Felipe I. and Joseph K. Ruak are the artistic directors of the Talabwog Man Stick Dancers, a traditional Carolinian dance group in Saipan, an island in the Commonwealth of the Northern Mariana Islands (CNMI). The Carolinian people migrated to Saipan more than 100 years ago, many sailing in small canoes from their typhoon-devastated island homes. The Carolinians brought their unique traditions, including the stick dances taught within village clans.
These intricate dances, accompanied by chants, involve the rhythmic striking of long poles against those of fellow dancers in a highly stylized pattern of thrusts and turns. According to the oral record, the dances came in a dream to one of the ancestors: "Deep in the dark, grey woods, the old man gathered the warriors of the clan. 'Pay attention,' he said, 'for this may be our only hope of survival. Light the fire within you and without you, light the bonfire that we may see what we do in the dark of night.
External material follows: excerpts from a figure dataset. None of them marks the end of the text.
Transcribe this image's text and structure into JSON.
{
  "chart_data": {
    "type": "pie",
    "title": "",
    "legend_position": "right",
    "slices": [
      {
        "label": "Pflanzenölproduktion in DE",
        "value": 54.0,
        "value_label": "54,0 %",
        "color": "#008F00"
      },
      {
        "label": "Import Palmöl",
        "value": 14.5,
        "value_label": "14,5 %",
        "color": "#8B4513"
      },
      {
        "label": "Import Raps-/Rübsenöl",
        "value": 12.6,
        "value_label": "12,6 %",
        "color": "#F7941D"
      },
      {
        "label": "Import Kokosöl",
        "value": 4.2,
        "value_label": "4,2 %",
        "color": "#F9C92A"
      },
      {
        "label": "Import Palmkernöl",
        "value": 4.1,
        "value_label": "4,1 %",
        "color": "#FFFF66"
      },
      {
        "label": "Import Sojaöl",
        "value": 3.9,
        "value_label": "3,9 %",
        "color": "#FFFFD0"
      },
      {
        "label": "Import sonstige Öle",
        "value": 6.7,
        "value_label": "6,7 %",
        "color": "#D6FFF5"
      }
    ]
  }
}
Learn to fly, learn to sweep, leap, and chant.'"
More than 20 years ago, Felipe became worried that the knowledge of the dances was fading, so he formed a group with his sons and other village members. This group performed at the first Flame Tree Festival on Saipan and participated in the 1985 Festival of Pacific Arts in Tahiti. Joseph, after returning from college in Colorado, inherited the mantle of teacher from his father and began teaching dances and chants to the young people of his village on Saipan. To this day, Felipe serves as the guardian of these dances and continues to recruit young people for this traditional cultural responsibility.